With time running short, Plymouth's Charter Commission is reconsidering important elements of a new plan of town government that the elected body has spent a year crafting.
The plan -- a "hybrid," in the words of chairman Mark Withington -- encompasses elements of both city and town government, including a mayor, a council, an assembly, a town manager, and a "strategic" planning board.
Now, in response to recent criticism that the hybrid plan is "too layered" and "confusing," commissioners are strengthening the central role of an elected mayor.
"It has been an uphill climb but an extremely worthy one," said commission member Karen Buechs, who has advocated a strong mayoral form of government. The earlier plan, she said, probably would not have won voter support and, she noted, "We are painfully aware that time is running out."
Commission vice chairman Anthony Schena said the group is still on course to present a draft charter to the state by mid-September and a polished plan to the voters by next spring.
The recent changes, which give central authority to a popularly elected mayor, address the problem of accountability posed by having "multiple executives," Schena said. The commission's majority wants a mayor "at the top of the pyramid and able to lead," he said. The mayor will have independent appointment and budget-preparation power.
The committee diminished the power of the strategic planning board, intended to look at the town's long-range, open-space issues, placing it under the mayor.
Still, the mayor would function with some limits. Under the current thinking, he or she would be part of an elected five-member executive board. While the mayor would be in charge of both operational and long-range decisions, the presence of other executive board members would serve as a "check" on the mayor's power.
The nine-member charter commission, elected last year, has met weekly for a year, hearing both from local sources and practitioners of town- and city-style governments throughout the state. But none of the existing models seemed to meet Plymouth's needs -- so the panel came up with its own hybrid plan.
Plymouth, at 103 square miles, is the largest municipality in the state. Plymouth's size means it has many different neighborhoods, each at a different stage of development and with its own problems.
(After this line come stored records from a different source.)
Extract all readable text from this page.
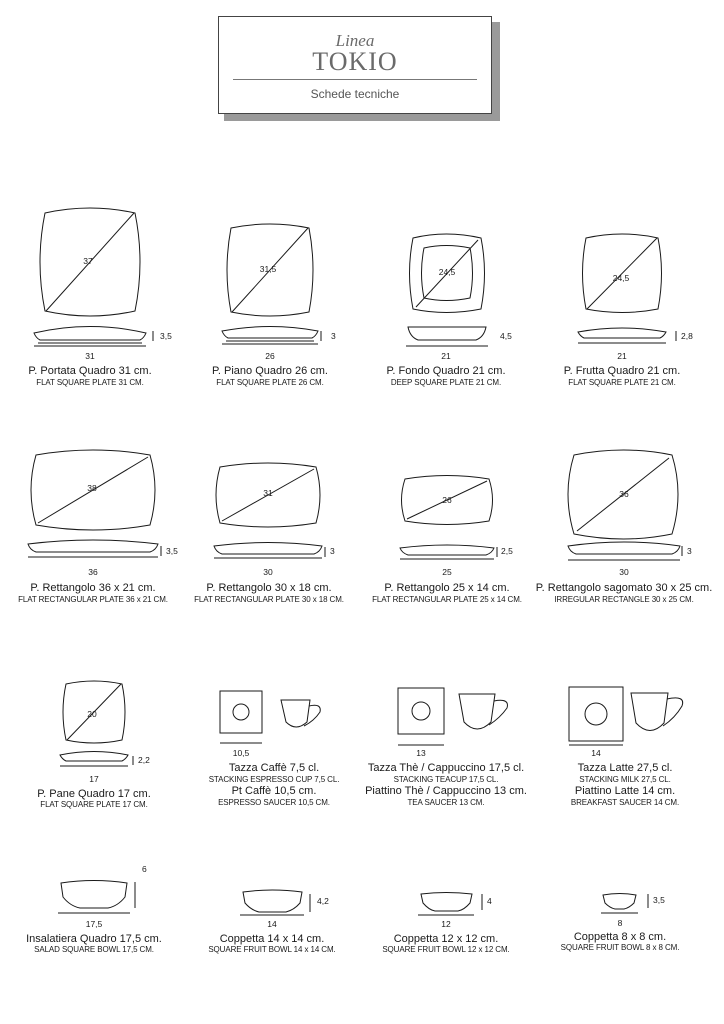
Linea
TOKIO
Schede tecniche
37
31,5	24,5
24,5
38	31
26
36
20
3,5	3	4,5	2,8
3,5	3	2,5	3
2,2
6
4,2	4	3,5
31	26	21	21
36	30	25	30
17
10,5	13	14
17,5	14	12	8
P. Portata Quadro 31 cm.
FLAT SQUARE PLATE 31 CM.
P. Piano Quadro 26 cm.
FLAT SQUARE PLATE 26 CM.
P. Fondo Quadro 21 cm.
DEEP SQUARE PLATE 21 CM.
P. Frutta Quadro 21 cm.
FLAT SQUARE PLATE 21 CM.
P. Rettangolo 36 x 21 cm.
FLAT RECTANGULAR PLATE 36 x 21 CM.
P. Rettangolo 30 x 18 cm.
FLAT RECTANGULAR PLATE 30 x 18 CM.
P. Rettangolo 25 x 14 cm.
FLAT RECTANGULAR PLATE 25 x 14 CM.
P. Rettangolo sagomato 30 x 25 cm.
IRREGULAR RECTANGLE 30 x 25 CM.
P. Pane Quadro 17 cm.
FLAT SQUARE PLATE 17 CM.
Tazza Caffè 7,5 cl.
STACKING ESPRESSO CUP 7,5 CL.
Pt Caffè 10,5 cm.
ESPRESSO SAUCER 10,5 CM.
Tazza Thè / Cappuccino 17,5 cl.
STACKING TEACUP 17,5 CL.
Piattino Thè / Cappuccino 13 cm.
TEA SAUCER 13 CM.
Tazza Latte 27,5 cl.
STACKING MILK 27,5 CL.
Piattino Latte 14 cm.
BREAKFAST SAUCER 14 CM.
Insalatiera Quadro 17,5 cm.
SALAD SQUARE BOWL 17,5 CM.
Coppetta 14 x 14 cm.
SQUARE FRUIT BOWL 14 x 14 CM.
Coppetta 12 x 12 cm.
SQUARE FRUIT BOWL 12 x 12 CM.
Coppetta 8 x 8 cm.
SQUARE FRUIT BOWL 8 x 8 CM.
Each deserves its own representation in town government, Withington said.
To meet these special requirements, the commission concluded that Plymouth needs its own governing structure.
From the city government, the commission's hybrid plan takes the elected mayor to replace the Board of Selectmen and meet the goal of improved accountability over the current "cast-of-thousands" town meeting system.
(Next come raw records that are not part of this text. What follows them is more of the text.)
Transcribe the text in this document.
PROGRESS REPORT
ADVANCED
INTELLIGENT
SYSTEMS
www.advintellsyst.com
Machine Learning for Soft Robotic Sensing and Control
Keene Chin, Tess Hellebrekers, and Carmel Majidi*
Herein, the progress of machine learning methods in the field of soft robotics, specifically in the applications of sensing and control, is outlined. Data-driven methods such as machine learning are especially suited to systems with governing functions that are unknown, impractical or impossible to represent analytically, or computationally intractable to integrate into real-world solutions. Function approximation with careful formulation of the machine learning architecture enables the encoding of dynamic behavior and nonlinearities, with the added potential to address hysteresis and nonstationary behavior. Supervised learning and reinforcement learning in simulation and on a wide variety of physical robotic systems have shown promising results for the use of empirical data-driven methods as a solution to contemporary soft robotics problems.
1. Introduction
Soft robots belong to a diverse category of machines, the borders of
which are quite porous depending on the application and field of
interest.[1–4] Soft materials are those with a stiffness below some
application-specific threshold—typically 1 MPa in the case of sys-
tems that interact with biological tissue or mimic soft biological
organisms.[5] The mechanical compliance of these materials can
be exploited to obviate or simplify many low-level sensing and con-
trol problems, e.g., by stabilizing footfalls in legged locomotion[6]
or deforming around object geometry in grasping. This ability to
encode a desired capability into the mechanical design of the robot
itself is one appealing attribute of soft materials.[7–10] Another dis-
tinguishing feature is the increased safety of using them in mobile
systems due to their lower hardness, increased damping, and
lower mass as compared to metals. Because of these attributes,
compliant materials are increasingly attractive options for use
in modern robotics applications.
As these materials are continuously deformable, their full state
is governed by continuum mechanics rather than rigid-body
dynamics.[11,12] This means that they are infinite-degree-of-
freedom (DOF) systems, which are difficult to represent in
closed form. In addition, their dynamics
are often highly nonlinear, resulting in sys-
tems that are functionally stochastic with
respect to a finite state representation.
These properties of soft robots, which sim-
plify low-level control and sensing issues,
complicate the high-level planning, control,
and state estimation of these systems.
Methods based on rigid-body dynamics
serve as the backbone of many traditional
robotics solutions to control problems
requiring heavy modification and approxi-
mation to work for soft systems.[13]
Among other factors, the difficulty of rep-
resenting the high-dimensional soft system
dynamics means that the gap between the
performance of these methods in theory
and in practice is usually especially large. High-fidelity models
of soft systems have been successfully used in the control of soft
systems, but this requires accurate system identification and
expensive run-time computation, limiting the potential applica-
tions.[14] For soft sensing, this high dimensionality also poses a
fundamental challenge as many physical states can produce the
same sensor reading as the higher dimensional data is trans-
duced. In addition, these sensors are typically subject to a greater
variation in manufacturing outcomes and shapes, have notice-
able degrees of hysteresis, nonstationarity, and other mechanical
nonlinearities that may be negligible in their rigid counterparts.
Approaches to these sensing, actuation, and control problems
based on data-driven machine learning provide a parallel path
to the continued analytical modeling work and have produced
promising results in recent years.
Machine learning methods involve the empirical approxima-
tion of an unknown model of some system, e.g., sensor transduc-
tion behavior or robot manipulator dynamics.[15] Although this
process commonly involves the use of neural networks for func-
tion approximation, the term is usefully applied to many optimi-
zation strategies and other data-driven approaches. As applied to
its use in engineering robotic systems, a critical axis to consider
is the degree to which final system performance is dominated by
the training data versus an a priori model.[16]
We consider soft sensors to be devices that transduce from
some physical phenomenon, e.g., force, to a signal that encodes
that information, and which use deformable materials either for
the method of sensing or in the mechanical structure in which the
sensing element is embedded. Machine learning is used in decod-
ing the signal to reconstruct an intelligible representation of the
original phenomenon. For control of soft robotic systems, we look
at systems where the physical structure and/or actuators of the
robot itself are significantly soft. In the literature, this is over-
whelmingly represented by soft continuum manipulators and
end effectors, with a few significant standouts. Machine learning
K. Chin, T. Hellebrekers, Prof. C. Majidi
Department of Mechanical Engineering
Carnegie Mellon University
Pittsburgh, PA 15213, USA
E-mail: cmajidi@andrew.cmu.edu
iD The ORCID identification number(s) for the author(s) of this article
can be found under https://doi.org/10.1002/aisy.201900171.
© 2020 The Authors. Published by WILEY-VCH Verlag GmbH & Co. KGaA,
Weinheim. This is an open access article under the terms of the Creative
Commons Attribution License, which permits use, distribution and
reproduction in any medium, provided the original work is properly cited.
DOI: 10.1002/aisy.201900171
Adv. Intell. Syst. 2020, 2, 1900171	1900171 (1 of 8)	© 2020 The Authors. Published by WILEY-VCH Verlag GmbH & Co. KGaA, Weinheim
To replace a semi annual town meeting's legislative authority, the commission proposes a seven-member Town Council, elected at large. To ensure representation for the town's varied neighborhoods, the council proposes a 49-member representative assembly to be elected by precinct, and headed by the Town Council, whose members also take part in the assembly's deliberations.
To assure a professionally run town hall, the plan calls for a qualified town manager appointed by the mayor. And to ensure that long-range issues aren't ignored, the plan calls for an elected strategic planning board.
The complexity of this uniquely layered governing structure, however, is precisely the problem for some other town leaders.
"One of things we had trouble getting our arms around is how they envision the whole system working," said Kevin O'Reilly, who spoke this month to the commission on behalf of the Plymouth Area Chamber of Commerce. "It seemed to us very multi layered and convoluted."
The chamber's board of directors believes that the commission "created so many branches of government that there will be a severe lack of accountability and leadership," O'Reilly said.
"What people are telling me is they don't understand it," said Buechs, who particularly objects to the large representative assembly. "There still won't be one person to go to."
The critics argue that the proposed hybrid structure will fail with voters who seek, along with checks and balances, leadership "willing to stand up and be accountable," in Buechs's words.
The commission has a budget for a legal consultant, charged with putting ideas into language that passes legal muster, and expenses such as printing and mailing the proposed charter.
"I want to make sure they understand the time frame," Withington said, "and the money they have left."